The German soccer world is calling for Jürgen Klinsmann, 59, to step down as head coach of the South Korean national soccer team.
The German Football Association (DFB) parted ways with Hanji Flick on Tuesday (July 10). “We have dismissed Coach Flick and the coaching staff,” the DFB said on its official website, adding, “We have decided that the men’s national team needs a new impetus after recent disappointing results. “We have decided that the men’s national team needs a fresh push after recent disappointing results and we need to be confident for UEFA Euro 2024 in Germany.메이저놀이터
Shock loss to Japan proves costly Germany crashed to a 1-3 defeat against Japan in a friendly in Anbang on Tuesday. It was a simple A match, but Germany’s pride was well and truly stomped on in front of their home fans.
It was a déjà vu of last year’s encounter. Germany also fell victim to the “Miracle of Doha” last year, losing 1-2 to Japan in the group stage of the 2022 World Cup in Qatar. As a result, Germany failed to advance to the round of 16, while Japan topped their group and advanced to the round of 16 by knocking out Spain.
The return match, played nearly 10 months later, was a similar story. Germany dominated possession, but it was Japan who took advantage. Germany went down by two goals in the first half, and then self-destructed with two more goals in the second half due to defensive mistakes. They were only saved by Leroy Zane’s goal in the 18th minute to make it 1-1.
The shockwave was huge. Germany was stunned by the unexpected defeat. “This is a disaster,” the RTL+ commentator said at the end of the game, and Bild reported that Flick’s career was coming to an end.
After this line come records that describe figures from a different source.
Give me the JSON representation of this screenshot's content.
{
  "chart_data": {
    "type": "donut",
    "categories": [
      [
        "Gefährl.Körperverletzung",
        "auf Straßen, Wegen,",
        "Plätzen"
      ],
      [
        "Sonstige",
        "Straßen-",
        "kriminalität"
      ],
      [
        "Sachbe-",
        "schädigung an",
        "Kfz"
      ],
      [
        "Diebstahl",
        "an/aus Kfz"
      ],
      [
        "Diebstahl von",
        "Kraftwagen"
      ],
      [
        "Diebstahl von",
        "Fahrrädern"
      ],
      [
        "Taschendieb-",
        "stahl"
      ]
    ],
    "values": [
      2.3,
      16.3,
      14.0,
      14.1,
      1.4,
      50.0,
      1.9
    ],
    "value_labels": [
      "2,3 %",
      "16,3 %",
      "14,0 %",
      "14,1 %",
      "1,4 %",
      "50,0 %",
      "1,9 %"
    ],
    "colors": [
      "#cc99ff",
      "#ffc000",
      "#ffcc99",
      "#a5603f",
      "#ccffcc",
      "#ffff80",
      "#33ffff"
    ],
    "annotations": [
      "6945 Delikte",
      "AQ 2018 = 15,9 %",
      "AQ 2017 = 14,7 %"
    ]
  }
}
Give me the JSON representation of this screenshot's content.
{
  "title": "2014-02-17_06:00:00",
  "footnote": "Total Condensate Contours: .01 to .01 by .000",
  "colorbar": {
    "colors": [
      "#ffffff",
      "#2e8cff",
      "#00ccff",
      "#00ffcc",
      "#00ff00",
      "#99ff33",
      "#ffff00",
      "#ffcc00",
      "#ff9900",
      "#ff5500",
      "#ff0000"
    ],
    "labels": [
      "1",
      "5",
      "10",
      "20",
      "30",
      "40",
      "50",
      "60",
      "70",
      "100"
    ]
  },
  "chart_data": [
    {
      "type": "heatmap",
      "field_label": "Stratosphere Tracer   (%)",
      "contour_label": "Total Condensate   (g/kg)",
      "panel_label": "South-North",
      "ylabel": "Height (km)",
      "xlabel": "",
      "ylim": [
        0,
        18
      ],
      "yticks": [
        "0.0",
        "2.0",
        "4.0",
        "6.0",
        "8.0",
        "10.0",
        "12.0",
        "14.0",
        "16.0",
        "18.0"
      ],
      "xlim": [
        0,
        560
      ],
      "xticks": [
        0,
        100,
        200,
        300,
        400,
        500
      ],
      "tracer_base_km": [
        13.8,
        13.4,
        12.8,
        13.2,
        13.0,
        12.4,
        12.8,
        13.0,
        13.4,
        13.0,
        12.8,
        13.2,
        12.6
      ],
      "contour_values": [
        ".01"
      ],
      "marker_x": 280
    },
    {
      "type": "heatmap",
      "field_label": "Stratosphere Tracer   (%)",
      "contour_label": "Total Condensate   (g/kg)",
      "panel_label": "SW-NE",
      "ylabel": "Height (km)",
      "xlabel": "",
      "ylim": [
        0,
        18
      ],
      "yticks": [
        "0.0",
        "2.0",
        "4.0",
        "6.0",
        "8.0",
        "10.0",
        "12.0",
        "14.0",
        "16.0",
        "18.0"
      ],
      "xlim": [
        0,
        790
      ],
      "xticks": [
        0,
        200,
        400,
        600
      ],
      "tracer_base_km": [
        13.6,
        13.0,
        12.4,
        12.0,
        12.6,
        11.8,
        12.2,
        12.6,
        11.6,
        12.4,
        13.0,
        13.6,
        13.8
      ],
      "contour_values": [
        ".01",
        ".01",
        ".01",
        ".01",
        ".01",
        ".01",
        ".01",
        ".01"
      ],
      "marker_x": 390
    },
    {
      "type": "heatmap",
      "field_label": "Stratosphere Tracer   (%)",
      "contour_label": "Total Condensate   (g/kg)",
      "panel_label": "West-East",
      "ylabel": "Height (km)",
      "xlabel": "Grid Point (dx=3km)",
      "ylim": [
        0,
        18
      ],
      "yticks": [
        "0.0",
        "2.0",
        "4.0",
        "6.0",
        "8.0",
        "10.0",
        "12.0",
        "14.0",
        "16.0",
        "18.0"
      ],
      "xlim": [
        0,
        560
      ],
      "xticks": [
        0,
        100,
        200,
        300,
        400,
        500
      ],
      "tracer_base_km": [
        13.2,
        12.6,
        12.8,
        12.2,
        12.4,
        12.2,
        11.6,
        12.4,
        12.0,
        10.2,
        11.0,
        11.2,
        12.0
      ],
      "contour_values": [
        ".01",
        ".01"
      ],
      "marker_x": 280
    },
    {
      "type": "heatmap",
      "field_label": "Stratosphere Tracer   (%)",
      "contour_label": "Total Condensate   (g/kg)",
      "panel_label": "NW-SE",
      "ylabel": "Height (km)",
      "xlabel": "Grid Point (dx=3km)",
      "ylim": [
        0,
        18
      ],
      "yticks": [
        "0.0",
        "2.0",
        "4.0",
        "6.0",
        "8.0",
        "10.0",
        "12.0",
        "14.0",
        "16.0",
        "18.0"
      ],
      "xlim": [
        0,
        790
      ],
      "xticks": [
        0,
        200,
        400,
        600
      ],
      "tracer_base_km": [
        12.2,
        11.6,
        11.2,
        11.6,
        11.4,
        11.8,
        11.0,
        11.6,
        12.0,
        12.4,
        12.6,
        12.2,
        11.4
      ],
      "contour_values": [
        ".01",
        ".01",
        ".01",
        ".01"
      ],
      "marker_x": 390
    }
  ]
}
Immediately after the game, speculation about Flick’s future emerged. “There are not many people who support Flick anymore,” said ‘German soccer legend’ Lothar Matthäus, “and I doubt that he will be able to keep his job,” while director Rudy Pöhler said, “1-4 is a disgrace,” and “I think we should get together for a while. Let’s get together overnight and see what happens,” hinting at a hardline discussion.
It didn’t last long, as Flick became the first coach in German national team history to be sacked. In the past 123 years, no one has ever been fired from the German national team without cause. Flick won a treble with Bayern Munich, but he left the club in 2021 with just 12 wins, seven draws, and six defeats in 25 games.
Germany will now play France on Sept. 13 in their second September A friendly. The Germans have fired their entire coaching staff, so they will play the game on an acting basis, with Föhler, Hannes Wolf and Sandro Wagner leading the staff.
Several names have been floated as possible replacements for Flick. Local media speculation, including Bild, has included names such as Julian Nagelsmann, Oliver Glaser, Pöller, Jürgen Klopp, Matthias Zummer, Ralf Hasenhüttl, Zinedine Zinn and Miroslav Klose.
Klinsmann, who began his coaching career in 2004 when he took the helm of the German national team, led the then-declining team to a third-place finish at the 2006 World Cup in Germany. Afterward, Klinsmann abruptly announced his retirement and left the team to applause.
“German legend” Verdi Fogtz, 77, strongly recommended Klinsmann as Flick’s successor, having coached the German national team for eight years and having assisted Klinsmann as a technical advisor with the U.S. national team from 2011 to 2016.
According to Germany’s Fussball, Fogtz said, “The German national team needs someone with experience. We need passion and charisma to revive German football. Both Klinsmann and Klopp have that,” he argued.
“Everyone remembers with pleasure the fairy tale that took place in the summer of 2006. Klinsmann was our savior back then, and he brought passion to the U.S. national team, and that’s exactly what we need now.”
However, the likelihood of Fogtz’s wish becoming a reality doesn’t seem too great. Klinsmann has been in charge of the South Korean national team since March. Of course, he’s faced a lot of criticism since his arrival, with a five-match winless streak, poor performances, and a controversial work-from-home policy, but the chances of him being sacked before the Asian Cup next January are virtually zero.
Meanwhile, Germany’s Bavarian Football has come up with the exact opposite opinion of Falks. In a list of 10 candidates for the German national team job, the publication categorized Klinsmann into four tiers (what are you thinking?) and, without much explanation, said “Noooooooooooooooo” and that Klinsmann should be off the table altogether.